We lay in silence, side by side, and she said, “Do you hate me?”

“No,” I said, sleepily. “I used to. I hated you for years. And I loved you, too.”

“And now?”

“No, I don’t hate you anymore. It’s gone away. Floated off into the night, like a balloon.” I realized as I said it that I was speaking the truth.

She snuggled closer to me, pressed her warm skin against my skin. “I can’t believe I ever let you go. I won’t make that mistake twice. I do love you.”

“Thank you.”

“Not, thank you, idiot. Try I love you too.”

“I love you too,” I echoed, and, sleepily, I kissed her still sticky lips.

And then I slept.

In my dream, I felt something uncurling inside me, something moving and changing. The cold of stone, a lifetime of darkness. A rending, and a ripping, as if my heart were breaking; a moment of utter pain. Blackness and strangeness and blood.
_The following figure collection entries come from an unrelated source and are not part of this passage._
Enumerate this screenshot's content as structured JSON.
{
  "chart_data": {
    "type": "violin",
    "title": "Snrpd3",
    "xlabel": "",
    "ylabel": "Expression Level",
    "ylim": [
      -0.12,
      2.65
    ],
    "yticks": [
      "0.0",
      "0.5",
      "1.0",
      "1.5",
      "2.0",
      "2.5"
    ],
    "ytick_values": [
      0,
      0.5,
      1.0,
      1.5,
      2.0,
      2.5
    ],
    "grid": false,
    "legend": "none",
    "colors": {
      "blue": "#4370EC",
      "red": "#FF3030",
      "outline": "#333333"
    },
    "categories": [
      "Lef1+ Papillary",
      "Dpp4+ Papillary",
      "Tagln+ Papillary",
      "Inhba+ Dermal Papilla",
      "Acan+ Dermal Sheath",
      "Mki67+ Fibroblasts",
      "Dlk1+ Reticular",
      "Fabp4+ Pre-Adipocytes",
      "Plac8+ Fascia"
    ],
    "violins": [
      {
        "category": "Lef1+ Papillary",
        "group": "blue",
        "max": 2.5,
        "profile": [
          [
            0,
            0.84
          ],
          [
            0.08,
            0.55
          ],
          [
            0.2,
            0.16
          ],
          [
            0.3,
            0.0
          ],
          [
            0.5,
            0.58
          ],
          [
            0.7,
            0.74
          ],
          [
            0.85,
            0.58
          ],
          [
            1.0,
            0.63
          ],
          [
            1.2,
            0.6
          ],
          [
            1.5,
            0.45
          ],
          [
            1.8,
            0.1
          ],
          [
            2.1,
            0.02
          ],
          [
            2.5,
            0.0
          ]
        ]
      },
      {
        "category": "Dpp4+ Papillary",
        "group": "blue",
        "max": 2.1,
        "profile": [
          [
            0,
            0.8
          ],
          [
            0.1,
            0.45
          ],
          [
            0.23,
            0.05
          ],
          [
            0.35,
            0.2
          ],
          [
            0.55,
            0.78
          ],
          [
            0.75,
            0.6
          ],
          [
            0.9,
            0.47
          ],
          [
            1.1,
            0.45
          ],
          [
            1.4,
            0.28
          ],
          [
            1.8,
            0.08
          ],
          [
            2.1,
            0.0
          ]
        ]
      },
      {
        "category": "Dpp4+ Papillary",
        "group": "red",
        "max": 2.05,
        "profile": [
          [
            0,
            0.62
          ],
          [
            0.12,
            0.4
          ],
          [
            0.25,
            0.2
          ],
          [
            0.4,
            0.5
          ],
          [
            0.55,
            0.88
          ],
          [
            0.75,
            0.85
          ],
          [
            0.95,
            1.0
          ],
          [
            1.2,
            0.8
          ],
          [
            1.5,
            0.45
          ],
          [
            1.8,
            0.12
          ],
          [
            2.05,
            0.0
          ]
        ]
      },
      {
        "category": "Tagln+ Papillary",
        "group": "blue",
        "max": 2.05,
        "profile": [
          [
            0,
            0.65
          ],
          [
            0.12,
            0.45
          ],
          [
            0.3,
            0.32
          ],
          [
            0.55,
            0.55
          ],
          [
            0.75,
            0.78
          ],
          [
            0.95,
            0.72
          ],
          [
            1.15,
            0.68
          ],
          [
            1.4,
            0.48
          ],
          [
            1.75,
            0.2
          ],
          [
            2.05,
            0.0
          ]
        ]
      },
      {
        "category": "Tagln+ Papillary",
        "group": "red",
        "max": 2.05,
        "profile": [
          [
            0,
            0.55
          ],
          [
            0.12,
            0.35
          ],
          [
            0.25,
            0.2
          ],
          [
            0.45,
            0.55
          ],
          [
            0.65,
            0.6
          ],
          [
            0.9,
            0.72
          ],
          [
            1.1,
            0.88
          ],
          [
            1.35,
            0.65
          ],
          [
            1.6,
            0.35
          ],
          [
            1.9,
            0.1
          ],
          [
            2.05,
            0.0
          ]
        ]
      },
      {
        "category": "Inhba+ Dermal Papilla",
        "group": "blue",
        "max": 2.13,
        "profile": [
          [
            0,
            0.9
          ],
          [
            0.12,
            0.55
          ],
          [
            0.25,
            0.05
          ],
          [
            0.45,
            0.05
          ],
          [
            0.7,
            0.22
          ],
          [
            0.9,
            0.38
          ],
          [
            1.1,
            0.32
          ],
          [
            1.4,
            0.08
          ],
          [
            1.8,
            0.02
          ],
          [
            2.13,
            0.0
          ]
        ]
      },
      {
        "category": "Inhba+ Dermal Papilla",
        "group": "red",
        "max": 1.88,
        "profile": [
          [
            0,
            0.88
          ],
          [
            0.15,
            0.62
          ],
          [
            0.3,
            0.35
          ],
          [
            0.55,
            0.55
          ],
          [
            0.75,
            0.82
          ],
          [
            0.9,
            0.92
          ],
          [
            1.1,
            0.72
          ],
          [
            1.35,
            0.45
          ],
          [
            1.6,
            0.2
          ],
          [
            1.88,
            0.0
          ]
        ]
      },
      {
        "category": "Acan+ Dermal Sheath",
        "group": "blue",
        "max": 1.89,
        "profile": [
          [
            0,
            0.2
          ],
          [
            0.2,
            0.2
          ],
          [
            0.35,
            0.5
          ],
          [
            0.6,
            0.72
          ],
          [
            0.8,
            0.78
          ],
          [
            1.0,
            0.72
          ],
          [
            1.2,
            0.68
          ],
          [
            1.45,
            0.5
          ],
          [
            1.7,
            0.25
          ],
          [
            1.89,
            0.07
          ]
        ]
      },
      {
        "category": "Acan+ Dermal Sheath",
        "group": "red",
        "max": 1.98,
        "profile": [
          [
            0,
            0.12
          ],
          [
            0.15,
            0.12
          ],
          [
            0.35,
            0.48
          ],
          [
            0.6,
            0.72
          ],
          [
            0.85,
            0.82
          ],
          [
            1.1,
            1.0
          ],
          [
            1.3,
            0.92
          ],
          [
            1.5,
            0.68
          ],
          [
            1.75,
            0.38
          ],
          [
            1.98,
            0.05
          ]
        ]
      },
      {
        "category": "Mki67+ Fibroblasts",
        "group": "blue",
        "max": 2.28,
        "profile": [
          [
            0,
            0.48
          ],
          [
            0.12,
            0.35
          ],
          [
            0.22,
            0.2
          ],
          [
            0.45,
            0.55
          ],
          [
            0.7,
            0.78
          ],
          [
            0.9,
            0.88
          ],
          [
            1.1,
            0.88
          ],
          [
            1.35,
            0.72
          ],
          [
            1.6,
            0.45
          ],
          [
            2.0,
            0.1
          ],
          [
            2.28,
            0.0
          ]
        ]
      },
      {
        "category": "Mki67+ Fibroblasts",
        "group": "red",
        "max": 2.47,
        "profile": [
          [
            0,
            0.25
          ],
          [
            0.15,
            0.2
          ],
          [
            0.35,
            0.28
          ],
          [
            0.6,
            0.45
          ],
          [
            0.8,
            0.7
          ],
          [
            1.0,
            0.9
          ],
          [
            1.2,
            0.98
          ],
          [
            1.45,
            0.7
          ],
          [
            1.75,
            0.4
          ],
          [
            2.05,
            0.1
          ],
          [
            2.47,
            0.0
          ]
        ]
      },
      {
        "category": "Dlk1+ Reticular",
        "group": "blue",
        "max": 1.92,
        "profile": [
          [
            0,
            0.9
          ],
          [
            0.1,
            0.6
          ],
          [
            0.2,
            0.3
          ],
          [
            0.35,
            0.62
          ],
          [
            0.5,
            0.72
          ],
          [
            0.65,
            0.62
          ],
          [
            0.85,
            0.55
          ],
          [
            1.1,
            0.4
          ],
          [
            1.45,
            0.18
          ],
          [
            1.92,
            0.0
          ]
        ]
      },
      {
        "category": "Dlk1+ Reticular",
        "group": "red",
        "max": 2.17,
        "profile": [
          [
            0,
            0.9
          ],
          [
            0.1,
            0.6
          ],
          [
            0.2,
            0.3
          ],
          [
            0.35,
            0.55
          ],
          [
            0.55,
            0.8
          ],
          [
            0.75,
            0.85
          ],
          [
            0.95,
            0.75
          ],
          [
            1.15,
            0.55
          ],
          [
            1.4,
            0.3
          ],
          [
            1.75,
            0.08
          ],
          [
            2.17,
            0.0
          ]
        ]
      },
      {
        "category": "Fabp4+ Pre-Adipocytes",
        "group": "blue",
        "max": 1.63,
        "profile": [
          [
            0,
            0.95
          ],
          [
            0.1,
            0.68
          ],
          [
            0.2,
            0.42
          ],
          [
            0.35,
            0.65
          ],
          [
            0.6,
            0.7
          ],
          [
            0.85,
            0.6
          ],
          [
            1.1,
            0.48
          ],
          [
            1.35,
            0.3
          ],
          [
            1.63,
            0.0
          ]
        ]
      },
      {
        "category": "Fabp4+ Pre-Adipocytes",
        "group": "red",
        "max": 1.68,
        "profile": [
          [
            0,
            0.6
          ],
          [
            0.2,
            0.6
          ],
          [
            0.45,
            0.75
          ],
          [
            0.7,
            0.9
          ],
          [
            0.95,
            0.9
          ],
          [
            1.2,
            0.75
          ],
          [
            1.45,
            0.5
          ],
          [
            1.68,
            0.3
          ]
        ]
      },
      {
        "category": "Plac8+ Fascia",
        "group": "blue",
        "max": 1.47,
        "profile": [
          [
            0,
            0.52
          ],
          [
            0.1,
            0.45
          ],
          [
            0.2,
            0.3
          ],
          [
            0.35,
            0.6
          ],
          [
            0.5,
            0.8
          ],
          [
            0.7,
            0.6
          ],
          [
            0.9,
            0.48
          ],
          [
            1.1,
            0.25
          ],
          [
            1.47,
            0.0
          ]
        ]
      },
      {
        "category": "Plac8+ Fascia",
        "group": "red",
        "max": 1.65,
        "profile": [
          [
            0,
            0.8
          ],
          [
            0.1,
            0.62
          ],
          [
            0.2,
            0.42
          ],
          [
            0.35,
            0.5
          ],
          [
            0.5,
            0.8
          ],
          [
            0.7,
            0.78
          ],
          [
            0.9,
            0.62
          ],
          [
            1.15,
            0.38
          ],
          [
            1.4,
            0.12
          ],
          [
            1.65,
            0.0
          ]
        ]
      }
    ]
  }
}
I must have dreamed the gray dawn as well. I opened my eyes, moving away from one dream but not entirely coming awake. My chest was open, a dark split that ran from my navel to my neck, and a huge, misshapen hand, Plasticine-gray, was pulling back into my chest. There was long dark hair caught between the stone fingers. The hand retreated into my chest as I watched, as an insect will vanish into a crack when the lights are turned on. And, as I squinted sleepily down at it, my acceptance of the strangeness of it all my only clue that this was truly another dream, the crack in my chest healed, knit and mended, and the cold hand vanished for good. I felt my eyes closing once more. I was tired, and I swam back into the comforting, sake-flavored dark.

I slept once more, but the rest of the dreams are now lost to me.